After several years with Ghost Security I have changed over and purchased a license for Malware Defender 2.2.0. I have enjoyed AppDefend/RegDefend, but development seemed to stop in March of 2008 and several E-Mails to Jason recently went unanswered. Although he continues to sell the products it looks like support has also ended.

I have been trialing MD for a day and after all seemed to go well I went ahead and purchased it. Is the default protection adequate. I am still learning the program and haven't started tweaking it yet. Also, does it respond at all to scripts/worms. I have DiamondCS WormGuard installed and am wondering do I still need it.

 

hi xiaolin.

MD is such an excellent HIPS, Keep up the good work, I hope MD lives forever.

was wondering can you in one of the later versions add a rule which prevents the reading of the registry??

lets say for arguments sake if a hacker gained access to your pc, how would you stop him from reading thru the registry? How would you prevent Internet facing app's from sending out registry information to remote servers??

It may not be a security issue but it is a privacy issue as the registry holds a lot of valuable information.

what are peoples thoughts on this?

 

Xioalin,

I have a small change request. Currently the default of the system group the is ask. Could you change this to ignore.
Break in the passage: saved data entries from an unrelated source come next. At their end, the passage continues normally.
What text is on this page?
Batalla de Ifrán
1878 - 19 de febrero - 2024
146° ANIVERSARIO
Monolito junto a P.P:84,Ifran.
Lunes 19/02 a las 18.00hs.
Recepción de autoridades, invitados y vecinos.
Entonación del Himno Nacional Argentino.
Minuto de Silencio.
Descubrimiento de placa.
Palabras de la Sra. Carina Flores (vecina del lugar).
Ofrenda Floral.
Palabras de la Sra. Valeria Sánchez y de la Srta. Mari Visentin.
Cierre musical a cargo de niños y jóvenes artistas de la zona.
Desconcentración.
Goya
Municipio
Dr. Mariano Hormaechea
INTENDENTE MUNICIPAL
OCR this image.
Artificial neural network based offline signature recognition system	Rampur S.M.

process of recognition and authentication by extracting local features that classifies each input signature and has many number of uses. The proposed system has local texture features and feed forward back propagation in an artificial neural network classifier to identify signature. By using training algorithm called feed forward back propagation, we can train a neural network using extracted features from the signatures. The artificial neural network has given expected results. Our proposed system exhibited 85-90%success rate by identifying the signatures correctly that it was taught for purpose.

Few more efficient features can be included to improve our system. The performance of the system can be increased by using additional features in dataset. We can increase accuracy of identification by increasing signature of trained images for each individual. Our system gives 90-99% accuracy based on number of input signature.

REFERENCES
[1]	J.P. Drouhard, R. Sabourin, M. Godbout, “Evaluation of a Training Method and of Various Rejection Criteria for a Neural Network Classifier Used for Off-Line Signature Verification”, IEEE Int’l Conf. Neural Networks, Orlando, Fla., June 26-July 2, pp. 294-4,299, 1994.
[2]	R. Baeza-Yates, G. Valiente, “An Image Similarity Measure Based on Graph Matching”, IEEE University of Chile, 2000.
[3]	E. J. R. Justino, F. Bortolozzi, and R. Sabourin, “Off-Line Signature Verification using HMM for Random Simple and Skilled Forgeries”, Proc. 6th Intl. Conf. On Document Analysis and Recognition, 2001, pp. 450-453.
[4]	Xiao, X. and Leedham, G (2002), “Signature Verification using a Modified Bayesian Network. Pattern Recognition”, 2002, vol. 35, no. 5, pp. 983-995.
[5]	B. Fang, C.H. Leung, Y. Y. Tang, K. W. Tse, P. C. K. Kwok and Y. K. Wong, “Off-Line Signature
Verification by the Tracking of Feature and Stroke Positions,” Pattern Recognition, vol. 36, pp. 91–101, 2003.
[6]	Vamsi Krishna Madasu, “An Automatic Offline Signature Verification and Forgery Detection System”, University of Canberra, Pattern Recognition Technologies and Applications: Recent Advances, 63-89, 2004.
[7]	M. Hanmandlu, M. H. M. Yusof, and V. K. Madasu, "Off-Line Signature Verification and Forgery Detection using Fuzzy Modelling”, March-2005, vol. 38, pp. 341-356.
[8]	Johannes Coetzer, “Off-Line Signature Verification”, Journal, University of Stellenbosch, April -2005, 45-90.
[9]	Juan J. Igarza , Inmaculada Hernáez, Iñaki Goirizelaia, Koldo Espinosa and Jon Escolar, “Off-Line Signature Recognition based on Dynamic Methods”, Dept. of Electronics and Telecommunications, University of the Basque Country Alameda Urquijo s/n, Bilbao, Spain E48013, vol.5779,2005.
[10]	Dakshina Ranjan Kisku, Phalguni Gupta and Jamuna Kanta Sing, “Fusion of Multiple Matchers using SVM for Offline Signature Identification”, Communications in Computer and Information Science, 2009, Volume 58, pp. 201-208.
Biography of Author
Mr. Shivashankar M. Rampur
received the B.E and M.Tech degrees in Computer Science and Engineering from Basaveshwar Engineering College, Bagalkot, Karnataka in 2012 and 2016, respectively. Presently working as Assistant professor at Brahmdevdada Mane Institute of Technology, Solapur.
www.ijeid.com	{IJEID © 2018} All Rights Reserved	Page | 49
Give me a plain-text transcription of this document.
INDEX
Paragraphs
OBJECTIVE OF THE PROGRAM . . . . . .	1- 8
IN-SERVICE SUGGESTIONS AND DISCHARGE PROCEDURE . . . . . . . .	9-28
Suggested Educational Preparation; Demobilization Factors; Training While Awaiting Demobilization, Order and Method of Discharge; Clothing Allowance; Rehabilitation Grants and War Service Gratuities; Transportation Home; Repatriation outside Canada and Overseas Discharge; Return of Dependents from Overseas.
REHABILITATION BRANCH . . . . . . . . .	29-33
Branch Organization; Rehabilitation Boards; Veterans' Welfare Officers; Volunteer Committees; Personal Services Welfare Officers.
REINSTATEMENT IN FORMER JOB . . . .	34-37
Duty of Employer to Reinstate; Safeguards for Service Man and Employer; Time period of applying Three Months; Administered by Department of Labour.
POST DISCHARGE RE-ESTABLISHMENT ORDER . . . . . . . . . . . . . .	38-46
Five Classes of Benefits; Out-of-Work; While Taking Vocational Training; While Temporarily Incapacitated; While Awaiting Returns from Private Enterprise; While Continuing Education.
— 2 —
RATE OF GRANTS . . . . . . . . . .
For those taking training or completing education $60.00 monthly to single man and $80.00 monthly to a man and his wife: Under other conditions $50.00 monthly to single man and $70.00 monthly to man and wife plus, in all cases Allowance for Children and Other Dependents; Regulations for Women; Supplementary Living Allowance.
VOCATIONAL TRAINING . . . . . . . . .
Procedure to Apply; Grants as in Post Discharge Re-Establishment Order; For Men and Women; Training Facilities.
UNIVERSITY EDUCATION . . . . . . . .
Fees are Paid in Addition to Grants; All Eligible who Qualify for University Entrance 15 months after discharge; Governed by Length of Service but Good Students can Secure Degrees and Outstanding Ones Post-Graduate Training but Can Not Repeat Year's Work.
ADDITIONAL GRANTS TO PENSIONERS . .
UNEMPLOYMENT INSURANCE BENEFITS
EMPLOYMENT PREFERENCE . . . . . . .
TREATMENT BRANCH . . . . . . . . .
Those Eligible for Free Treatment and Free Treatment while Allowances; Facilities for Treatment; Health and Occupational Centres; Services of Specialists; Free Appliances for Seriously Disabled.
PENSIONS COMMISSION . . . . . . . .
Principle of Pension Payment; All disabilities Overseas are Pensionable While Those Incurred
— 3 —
Reason for asking is that ignoe defaults to the * general application rule. So when I have ask or deny in the * application default, this is not overruled with ask, due to the higher priority of the system group.

Thanks

Xiaolin, PC Magazine published startup cop pro4, on the website they have a list of keys which they protect, have a look at it, please.

 

Thank you

 

I am still yet to test, but has anyone else tested on how fast MD loads during boot up. MD should be the very first thing or one of the first to load during boot up. So as other programs can submit to MD's authority not MD submit to other authority. Because if some one got malware which started during boot up we all know what the end result could be eh. So xiaolin can MD be advanced forward during boot up?

 

Hi Kees,

I have changed the default permissions of the system app rules from ignore to ask to avoid being affected by low priority rules. For example, if you set some permissions to DENY in the * app rule, the system may work improperly, or even may not be able to start.

But you can change the permission to ignore manually.

 

Are you talking about driver load time or user interface (tray icon) load time? MD's protections are generally kernel driver based and in place before you see the logon screen.

 

Hi arran,

It will reduce the system performance if add the feature to detecting registry read actions.

I think the network protection can prevent sending out registry information.

 

Hi Xiaolin,

I have "Use random name for Malware Defender driver" enabled, but the driver name has been the same at every startup since installing 2.2.0. Tested on Vista SP2 and XP SP3.